Clinically Diagnose Asthma and Monitor Its Severity Using an Ultrasensitive Chemiresistive Nitric Oxide (NO) Gas Sensor via Exhaled Breath Analysis Assisted by Pattern Recognition

Fractional exhaled nitric oxide (FeNO) is widely recognized as a reliable biomarker for asthma. FeNO sensors can help diagnose asthma and monitor its severity. In this study, an ultrasensitive chemiresistive gas sensor, sensitive to the key breath biomarkers of asthmanitric oxide (NO) and H2Swas fabricated using Ag-decorated ZnO. The sensor exhibits detection limits of 5 ppb for NO and 50 ppb for H2S, and it can discriminate 10 ppb NO and 60 ppb H2S from the exhaled breaths. Clinically, a total of 80 exhaled breath samples were collected and tested, including 40 from asthma patients (APs) and 40 from healthy control subjects (HCs). The AP group was effectively distinguished from the HC group using a pattern recognition algorithm (PCA), attributed to the sensor’s beneficial cross-sensitivity to asthma biomarkers. A diagnostic model distinguishing asthma from non-asthma was constructed using the support vector machine (SVM) algorithm, achieving an overall accuracy, sensitivity, and specificity of 0.81, 0.88, and 0.75, respectively. The area under the curve (AUC) value for all subjects in the receiver operating characteristic (ROC) curve was 0.92. The severity of asthma in three inpatients was monitored using the clinical evaluation method of diurnal peak expiratory flow (PEF) variation, alongside our sensor.
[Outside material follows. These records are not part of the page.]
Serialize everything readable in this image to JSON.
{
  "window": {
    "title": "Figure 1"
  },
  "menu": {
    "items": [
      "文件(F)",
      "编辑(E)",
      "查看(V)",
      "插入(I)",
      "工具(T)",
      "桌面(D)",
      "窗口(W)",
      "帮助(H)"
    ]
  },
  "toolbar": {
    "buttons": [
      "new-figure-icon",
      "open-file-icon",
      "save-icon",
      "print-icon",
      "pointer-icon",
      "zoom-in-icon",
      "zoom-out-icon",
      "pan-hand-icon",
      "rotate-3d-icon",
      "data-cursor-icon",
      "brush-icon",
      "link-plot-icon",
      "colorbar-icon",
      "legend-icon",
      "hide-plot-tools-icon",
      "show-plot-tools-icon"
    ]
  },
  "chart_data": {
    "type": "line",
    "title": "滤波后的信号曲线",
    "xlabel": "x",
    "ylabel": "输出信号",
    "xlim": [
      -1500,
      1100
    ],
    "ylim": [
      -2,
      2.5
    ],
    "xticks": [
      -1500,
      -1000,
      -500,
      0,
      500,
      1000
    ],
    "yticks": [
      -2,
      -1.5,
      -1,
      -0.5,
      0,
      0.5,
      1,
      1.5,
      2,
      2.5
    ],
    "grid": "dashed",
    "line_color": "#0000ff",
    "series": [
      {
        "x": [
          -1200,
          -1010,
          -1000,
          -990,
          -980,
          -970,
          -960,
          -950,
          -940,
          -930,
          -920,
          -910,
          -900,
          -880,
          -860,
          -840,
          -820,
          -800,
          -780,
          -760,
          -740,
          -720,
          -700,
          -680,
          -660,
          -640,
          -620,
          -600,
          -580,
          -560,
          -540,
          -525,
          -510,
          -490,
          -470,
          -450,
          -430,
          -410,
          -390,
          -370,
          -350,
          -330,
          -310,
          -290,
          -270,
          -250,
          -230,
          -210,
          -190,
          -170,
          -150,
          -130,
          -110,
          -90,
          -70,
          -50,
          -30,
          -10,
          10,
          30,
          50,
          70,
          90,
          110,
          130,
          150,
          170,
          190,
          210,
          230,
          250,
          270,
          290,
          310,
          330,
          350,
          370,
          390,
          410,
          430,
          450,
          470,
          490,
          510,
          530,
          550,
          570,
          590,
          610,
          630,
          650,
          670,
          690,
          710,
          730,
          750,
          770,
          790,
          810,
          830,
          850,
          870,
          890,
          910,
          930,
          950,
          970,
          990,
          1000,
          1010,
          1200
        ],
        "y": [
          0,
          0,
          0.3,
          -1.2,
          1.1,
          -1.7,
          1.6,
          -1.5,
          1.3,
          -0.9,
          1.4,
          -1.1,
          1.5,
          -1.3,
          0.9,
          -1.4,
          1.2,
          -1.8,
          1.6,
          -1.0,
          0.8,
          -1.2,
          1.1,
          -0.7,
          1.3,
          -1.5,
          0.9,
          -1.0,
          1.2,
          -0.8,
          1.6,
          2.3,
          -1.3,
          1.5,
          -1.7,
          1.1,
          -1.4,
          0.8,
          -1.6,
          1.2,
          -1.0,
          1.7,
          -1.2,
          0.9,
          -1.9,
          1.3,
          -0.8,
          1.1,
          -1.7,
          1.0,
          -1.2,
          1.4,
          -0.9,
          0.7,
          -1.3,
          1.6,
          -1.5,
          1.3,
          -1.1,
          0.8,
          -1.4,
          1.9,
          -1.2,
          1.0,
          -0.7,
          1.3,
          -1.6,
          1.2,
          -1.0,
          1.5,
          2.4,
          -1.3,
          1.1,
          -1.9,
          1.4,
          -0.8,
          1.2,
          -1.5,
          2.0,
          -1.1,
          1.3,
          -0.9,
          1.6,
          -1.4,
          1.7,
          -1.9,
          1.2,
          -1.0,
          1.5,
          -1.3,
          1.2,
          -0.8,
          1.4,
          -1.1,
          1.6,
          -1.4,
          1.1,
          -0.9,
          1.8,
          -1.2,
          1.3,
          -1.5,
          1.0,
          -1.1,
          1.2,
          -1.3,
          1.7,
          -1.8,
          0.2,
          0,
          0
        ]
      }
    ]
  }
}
The sensor’s response values exhibited a strong correlation (r = −0.74 (p < 0.05)) with the diurnal PEF variation values. To validate the sensor’s diagnostic capability, six breath samples from both HCs and APs were tested simultaneously using our sensor and a commercial electrochemical NO sensor utilized clinically. With r = −0.98 (p < 0.05) and R2 = 0.94, a strong linear relationship between two types of response values was observed, confirming the sensor’s accuracy and reliability in detecting NO concentrations in exhaled breath. Theoretical adsorption models of NO on the surface of the sensor were constructed using DFT calculations to elucidate the mechanisms driving the sensor’s ultrasensitivity. Overall, the sensor demonstrates a significant potential for use in clinical practice to diagnose asthma and monitor its severity.